Читать книгу Al Capone - Alfred Hornung - Страница 8

Süditaliener im amerikanischen Schmelztiegel

Оглавление

Dies müssen jedenfalls die visuellen Eindrücke und ersten Gefühle der Capone-Familie aus Neapel gewesen sein, als sie 1895 im Hafen von New York ankam und sich schließlich in dem New Yorker Stadtteil Brooklyn niederließ. Es ist fraglich, ob beide Eltern zusammen mit den in Italien geborenen Söhnen Vincenzo und Raffaele ankamen oder ob die Mutter alleine mit den Söhnen reiste, wie die Datenbank in Ellis Island nahelegt. Kurz nach der Ankunft kam der dritte Sohn Salvatore im Juli 1895 nun als Amerikaner zur Welt, dem im Rhythmus der Anpassung an eine neue Großstadt sechs weitere Kinder folgten. Der schließlich später weltweit berühmt-berüchtigte Alphonse Capone wurde am 17. Januar 1899 als viertes Kind der Familie geboren und am 7. Februar in der St. Michael-St. Edward Kirche in Brooklyn katholisch getauft.
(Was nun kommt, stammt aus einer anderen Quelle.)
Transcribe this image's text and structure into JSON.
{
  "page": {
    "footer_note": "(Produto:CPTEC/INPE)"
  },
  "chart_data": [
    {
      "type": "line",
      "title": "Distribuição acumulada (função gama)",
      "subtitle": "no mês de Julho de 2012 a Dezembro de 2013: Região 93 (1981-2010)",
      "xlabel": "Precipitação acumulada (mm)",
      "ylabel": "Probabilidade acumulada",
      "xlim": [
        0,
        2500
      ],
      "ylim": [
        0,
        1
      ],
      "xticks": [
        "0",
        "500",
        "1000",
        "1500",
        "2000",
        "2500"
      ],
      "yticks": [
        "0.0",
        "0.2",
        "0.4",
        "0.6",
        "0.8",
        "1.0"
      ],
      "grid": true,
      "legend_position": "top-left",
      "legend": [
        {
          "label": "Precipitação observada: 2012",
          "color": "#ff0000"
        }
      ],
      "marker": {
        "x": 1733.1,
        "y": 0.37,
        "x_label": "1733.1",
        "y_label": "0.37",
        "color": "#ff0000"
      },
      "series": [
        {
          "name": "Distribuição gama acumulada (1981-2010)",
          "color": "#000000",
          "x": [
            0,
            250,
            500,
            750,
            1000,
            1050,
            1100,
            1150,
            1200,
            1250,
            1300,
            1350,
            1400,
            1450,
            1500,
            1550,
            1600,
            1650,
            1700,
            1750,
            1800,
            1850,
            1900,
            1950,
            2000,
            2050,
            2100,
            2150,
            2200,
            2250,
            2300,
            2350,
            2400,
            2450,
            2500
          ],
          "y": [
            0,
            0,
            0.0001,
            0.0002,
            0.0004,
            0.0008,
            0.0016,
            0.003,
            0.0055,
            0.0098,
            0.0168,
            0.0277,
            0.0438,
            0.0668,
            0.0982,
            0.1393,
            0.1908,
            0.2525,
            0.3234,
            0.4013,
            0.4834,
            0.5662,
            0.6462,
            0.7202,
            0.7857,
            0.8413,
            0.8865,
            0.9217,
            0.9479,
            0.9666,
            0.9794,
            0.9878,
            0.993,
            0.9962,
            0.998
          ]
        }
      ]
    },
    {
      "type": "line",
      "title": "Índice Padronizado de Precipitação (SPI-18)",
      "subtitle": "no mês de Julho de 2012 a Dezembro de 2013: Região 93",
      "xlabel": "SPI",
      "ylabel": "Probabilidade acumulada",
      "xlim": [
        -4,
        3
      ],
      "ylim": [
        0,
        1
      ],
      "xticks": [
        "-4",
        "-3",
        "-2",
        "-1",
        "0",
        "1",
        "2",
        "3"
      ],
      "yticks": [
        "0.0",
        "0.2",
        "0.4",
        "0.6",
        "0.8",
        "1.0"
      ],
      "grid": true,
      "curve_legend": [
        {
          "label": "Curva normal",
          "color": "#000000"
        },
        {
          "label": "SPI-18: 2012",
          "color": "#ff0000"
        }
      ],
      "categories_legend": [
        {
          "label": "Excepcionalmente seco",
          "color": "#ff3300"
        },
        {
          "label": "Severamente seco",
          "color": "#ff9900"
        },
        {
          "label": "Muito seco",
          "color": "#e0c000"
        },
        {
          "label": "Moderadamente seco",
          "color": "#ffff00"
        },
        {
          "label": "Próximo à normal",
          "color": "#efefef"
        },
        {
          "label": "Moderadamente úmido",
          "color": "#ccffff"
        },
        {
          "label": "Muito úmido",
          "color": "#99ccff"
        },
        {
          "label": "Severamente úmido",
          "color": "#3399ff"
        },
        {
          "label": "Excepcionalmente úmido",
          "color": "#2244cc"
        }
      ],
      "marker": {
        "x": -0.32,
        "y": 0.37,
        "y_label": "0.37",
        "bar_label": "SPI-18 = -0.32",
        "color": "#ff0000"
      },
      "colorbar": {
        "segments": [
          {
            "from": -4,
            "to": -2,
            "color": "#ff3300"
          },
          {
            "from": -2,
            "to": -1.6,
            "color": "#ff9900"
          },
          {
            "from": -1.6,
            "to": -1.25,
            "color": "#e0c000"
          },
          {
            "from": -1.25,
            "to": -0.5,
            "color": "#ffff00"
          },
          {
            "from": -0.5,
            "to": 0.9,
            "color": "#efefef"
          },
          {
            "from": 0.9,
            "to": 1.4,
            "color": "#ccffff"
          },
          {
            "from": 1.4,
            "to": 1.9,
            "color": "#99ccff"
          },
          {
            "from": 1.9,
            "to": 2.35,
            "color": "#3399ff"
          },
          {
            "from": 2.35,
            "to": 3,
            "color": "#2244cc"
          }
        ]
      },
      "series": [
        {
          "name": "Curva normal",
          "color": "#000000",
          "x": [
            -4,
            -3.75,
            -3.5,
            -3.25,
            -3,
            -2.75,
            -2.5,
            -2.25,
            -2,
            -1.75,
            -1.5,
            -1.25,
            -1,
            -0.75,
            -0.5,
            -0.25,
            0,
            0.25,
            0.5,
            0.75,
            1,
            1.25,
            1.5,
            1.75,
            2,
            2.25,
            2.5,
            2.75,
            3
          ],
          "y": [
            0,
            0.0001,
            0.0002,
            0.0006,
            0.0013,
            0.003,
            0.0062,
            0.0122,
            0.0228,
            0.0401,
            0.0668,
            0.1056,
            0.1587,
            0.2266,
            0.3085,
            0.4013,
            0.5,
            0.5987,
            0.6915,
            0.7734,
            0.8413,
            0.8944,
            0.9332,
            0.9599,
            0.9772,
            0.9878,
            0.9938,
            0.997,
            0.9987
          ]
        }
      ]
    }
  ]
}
Die ersten Jahre in der neuen Welt waren mit verschiedenen Wohnungswechseln verbunden und der nicht immer einfachen Anpassung an eine neue Nachbarschaft. Der Umzug der Familie von der Navy Street in eine Vierzimmer-Wohnung in der Park Avenue nahe des Marinehafens in Brooklyn war für die ständig wachsende Familie dringend nötig. Unterstützt wurden diese Anfangsjahre durch die italienische Gemeinde, in die die Capone-Familie emotional eingebunden war. Das als „Little Italy“ bezeichnete Wohngebiet der Italiener bot ähnlich wie etwa das Viertel „Chinatown“ der Chinesen Schutz vor anderen Einwanderern und war Ausgangs- und Rückzugspunkt für die Kontakte mit dem von den angloamerikanischen Einwanderern gebildeten Mainstream der amerikanischen Gesellschaft.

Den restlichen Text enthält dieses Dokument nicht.